Regeneration: This step involves regeneration of CO2 acceptor molecule RuBP. This is necessary for the cycle to continue without interruption. This step requires one ATP for phosphorylation to form RuBP.
Thus, for each CO2 molecule entering the Calvin Cycle, 3 molecules of ATP and 2 of NADPH are required. Cyclic phosphorylation probably takes place to meet this difference in number of ATP and NADPH used in the dark reaction.
(ref: http://en.wikipedia.org/wiki/File:Calvin-cycle3.png accessed on 10th Oct 2009)
THE C4 PATHWAY
Plants which are adapted to dry tropical regions use the C4 pathway. While 3-PGA is the first carbon fixation product in C3 plants, it is oxaloacetic acid (4 carbon atoms) which is the first carbon fixation product in C4 plants. However, the main biosynthetic pathway remains the Calvin cycle; as in C3 plants.
(ref: http://en.wikipedia.org/wiki/File:HatchSlackpathway.png accessed on 10th Oct, 2009)
Kranz Anatomy: In C4 plants, large cells are found around the vascular bundles. These are called sheath cells. Leaves have special anatomy; called Kranz anatomy. The bundle sheath cells may form several layers around the vascular bundles. The cells are characterized by large number of chloroplasts, thick walls (impervious to gaseous exchange) and no intercellular spaces.

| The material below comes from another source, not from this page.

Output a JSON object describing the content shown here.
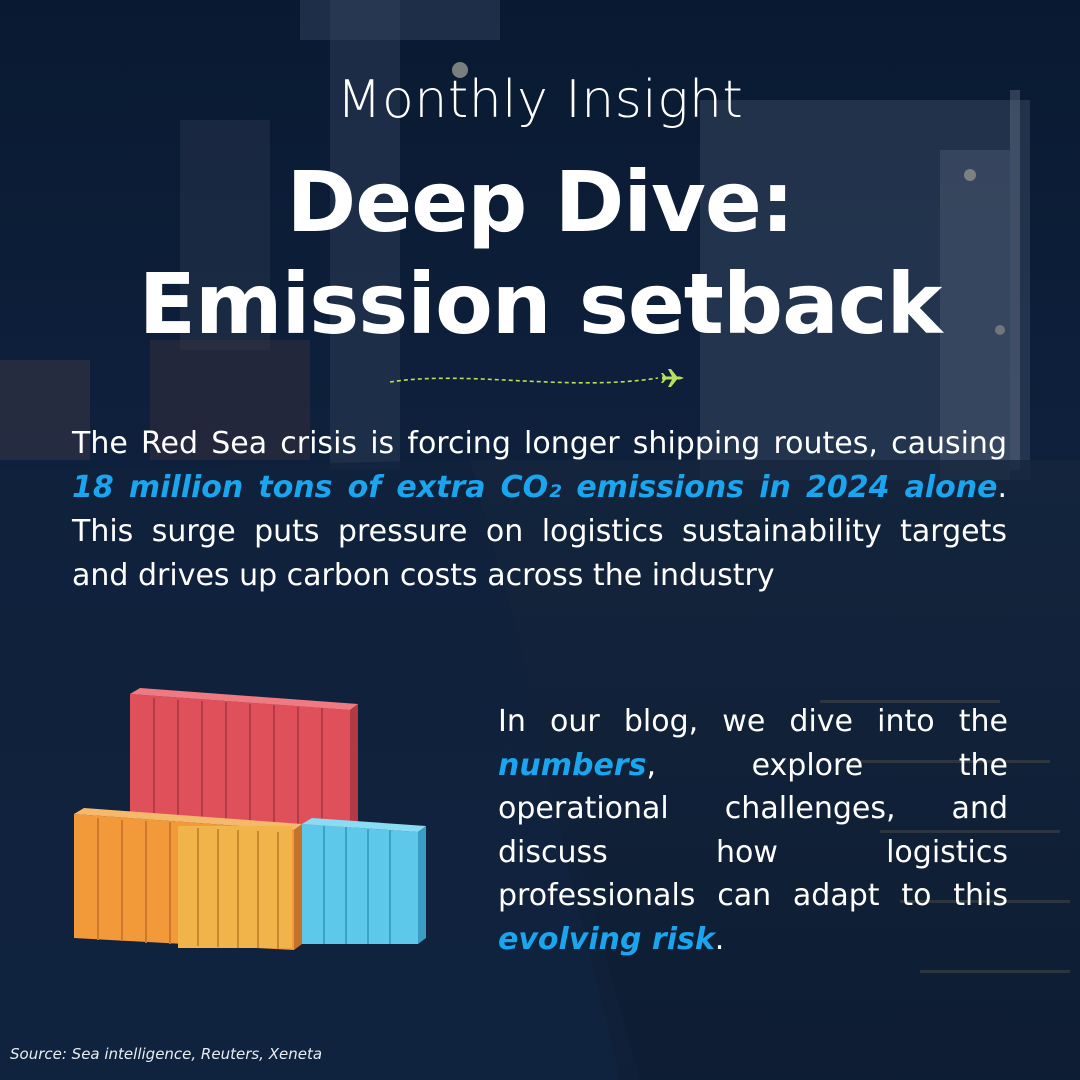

This pathway is known as Hatch and Slack Pathway. It happens in following steps.
Phoshpenol pyruvate (PEP) which is a 3-carbon molecule is the primary CO2 acceptor. It is present in the mesophyll cells. The enzyme PEP carboxylase or PEPcase is responsible for this fixation. RuBisCO enzyme is absent in mesophyll cells. Oxaloacetic acid (OAA) is formed in the mesophyll cells.
Then other 4-carbon compounds; like malic acid or aspartic acid are formed in the mesophyll cells. These are then transported to the bundle sheath cells. These C4 acids are broken down in the bundle sheath cells; to release CO2 and a 3-carbon molecule.
The 3-carbon molecule is transported back to the mesophyll. In the mesophyll, it is converted into PEP again. Thus, the cycle is completed.
The CO2 released in the bundle sheath cells enters the Calvin cycle. The bundle sheath cells are rich in RuBisCO but lack PEPcase.